Back at the hotel, I found out that I was indeed the only guest. The receptionist asked politely whether I wanted dinner “before or after”. I inquired, also very politely, what he meant by before or after. “Well, Madame, you will, of course, want to attend the sound and light show.” After some hesitation, thinking of managing the rocky road in the dark, I decided to dare it. It will, therefore, be dinner “after.” With some trepidation, I admit freely, I started out after darkness had obscured signposts with a flashlight, a full moon, and an enormous starry sky to lead the way. Unbeknownst to me, the hotel had organized a small platoon of guards, stationed at each bend in the path, and equipped with walkie-talkies. I know enough Arabic to hear them say, “watch, the American is on her way.”

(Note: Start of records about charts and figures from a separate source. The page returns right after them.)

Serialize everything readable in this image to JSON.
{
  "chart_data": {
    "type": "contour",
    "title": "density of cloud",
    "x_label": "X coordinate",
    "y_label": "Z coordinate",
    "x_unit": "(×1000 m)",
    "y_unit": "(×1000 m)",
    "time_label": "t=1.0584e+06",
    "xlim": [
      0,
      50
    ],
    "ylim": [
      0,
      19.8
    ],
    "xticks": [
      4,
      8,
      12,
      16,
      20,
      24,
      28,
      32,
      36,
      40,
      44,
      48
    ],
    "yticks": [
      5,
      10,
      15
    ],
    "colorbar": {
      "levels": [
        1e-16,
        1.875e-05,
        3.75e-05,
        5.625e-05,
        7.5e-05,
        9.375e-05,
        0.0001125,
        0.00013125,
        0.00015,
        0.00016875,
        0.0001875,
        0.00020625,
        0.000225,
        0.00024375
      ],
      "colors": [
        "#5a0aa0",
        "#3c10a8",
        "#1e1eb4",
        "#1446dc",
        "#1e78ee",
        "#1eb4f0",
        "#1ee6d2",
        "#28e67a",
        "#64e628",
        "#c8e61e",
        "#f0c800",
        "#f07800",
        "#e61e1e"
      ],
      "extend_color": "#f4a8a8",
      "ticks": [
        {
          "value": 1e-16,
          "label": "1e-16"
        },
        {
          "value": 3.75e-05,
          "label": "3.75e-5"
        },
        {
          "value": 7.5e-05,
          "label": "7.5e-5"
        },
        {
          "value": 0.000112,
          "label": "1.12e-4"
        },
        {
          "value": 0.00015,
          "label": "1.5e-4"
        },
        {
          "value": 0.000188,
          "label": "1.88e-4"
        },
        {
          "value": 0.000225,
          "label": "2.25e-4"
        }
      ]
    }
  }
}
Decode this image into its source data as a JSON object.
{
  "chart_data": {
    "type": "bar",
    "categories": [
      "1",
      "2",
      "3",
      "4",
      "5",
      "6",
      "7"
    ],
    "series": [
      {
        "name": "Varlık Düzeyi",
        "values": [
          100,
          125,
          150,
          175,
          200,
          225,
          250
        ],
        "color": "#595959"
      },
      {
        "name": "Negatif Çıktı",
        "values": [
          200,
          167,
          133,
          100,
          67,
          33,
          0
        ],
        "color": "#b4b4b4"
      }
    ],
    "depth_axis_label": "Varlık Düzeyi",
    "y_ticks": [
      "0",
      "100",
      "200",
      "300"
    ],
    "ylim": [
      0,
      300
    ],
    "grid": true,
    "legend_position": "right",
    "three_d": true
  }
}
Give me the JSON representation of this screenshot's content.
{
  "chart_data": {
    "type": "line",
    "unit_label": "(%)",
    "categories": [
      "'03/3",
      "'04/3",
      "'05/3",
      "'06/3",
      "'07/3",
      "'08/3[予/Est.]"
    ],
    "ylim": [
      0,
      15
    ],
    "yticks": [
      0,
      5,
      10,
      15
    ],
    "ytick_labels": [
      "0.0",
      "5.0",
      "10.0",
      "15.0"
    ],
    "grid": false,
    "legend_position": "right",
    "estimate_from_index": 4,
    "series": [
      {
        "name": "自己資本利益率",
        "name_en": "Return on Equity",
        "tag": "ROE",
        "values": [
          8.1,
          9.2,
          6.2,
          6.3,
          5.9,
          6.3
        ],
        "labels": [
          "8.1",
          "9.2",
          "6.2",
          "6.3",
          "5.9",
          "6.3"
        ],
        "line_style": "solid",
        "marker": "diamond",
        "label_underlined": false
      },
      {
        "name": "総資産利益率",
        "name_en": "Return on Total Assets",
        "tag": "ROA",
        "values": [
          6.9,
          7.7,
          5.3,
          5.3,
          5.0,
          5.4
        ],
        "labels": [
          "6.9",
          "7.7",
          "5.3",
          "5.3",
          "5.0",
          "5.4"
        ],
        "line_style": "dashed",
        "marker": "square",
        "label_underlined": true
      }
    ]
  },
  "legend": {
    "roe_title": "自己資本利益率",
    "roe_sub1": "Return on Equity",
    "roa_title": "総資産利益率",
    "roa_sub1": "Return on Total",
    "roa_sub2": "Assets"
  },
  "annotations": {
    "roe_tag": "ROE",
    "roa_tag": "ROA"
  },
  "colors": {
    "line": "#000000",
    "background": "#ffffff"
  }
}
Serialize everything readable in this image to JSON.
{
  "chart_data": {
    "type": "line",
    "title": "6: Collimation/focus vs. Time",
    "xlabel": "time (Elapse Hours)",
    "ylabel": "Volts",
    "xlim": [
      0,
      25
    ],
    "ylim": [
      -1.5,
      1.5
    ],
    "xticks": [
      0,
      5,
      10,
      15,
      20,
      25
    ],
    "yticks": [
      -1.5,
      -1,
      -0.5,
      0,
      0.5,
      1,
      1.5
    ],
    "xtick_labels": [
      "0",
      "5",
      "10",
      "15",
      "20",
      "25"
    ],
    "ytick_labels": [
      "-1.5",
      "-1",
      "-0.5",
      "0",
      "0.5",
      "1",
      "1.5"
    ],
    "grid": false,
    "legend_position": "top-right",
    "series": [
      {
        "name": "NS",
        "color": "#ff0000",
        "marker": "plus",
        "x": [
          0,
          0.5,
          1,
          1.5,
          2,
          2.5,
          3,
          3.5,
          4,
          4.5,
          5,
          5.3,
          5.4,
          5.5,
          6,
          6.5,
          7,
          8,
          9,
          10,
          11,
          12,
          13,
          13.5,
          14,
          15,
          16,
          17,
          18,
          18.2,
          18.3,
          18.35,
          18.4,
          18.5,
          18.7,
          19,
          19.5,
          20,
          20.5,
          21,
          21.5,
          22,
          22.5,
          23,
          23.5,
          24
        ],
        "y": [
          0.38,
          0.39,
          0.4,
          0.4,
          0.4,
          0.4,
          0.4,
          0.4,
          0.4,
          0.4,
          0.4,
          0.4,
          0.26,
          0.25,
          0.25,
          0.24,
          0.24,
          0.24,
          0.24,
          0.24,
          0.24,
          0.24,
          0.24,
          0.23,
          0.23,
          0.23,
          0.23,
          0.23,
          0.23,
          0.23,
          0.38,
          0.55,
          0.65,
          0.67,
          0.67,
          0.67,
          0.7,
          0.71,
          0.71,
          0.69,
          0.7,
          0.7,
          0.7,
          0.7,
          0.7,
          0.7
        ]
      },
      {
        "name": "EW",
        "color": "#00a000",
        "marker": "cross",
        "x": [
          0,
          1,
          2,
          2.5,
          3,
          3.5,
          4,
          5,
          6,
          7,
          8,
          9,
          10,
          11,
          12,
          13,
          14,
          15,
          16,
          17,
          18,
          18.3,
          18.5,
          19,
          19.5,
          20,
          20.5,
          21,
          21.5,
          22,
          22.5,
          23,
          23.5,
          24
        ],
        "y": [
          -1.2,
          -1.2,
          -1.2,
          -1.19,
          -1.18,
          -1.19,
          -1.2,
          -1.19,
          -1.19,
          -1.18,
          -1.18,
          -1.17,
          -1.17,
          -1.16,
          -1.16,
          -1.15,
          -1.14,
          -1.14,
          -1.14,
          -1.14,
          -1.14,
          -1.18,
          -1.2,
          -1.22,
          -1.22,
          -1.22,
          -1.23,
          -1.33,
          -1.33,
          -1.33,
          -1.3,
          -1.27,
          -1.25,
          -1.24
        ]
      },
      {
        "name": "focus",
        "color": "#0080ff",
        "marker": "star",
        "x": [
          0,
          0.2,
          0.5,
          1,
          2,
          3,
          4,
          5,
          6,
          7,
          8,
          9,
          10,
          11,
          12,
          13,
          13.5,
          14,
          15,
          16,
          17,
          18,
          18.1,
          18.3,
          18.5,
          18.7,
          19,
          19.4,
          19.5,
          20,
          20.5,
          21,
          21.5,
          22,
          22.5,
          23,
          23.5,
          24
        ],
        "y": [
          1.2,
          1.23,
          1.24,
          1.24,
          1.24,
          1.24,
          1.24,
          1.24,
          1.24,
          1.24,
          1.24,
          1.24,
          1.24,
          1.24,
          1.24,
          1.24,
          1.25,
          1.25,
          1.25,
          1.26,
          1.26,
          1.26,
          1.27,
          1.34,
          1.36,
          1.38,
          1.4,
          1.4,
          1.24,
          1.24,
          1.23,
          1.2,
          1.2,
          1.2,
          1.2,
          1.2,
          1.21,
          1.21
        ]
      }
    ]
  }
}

Thus protected I arrived safely at the amphitheater to be placed among some 20 swarthy handsome young men. Hmmm… but soon enough I realized they were my own personal body-guards. The show was fine, commented in Japanese for the benefit of a small group of Japanese tourists. Otherwise, it was a clear cold night, with the heaven above me and Ramses II and his wife Nefertari looking even more otherworldly than they had in the afternoon. I was accompanied back to the hotel by two friendly, arms-bearing young men who wanted to know all about Michael Jordan.
The dining-room was brightly lit. I was seated, like a queen, at the best table. A white-gloved, formally attired waiter served course after course of the most delicious dinner with all my favorite Mideastern dishes accompanied by an excellent Lebanese white wine. Sleep in my spacious cabin came easily that night.
Back in Aswan I finally had to say good-bye to all the friendly spirits who had made this stay so wonderfully happy. A friend of Haroun drove me to the airport and when I thanked him for his kindness, he lightly hugged me and said: “May God always go with you.”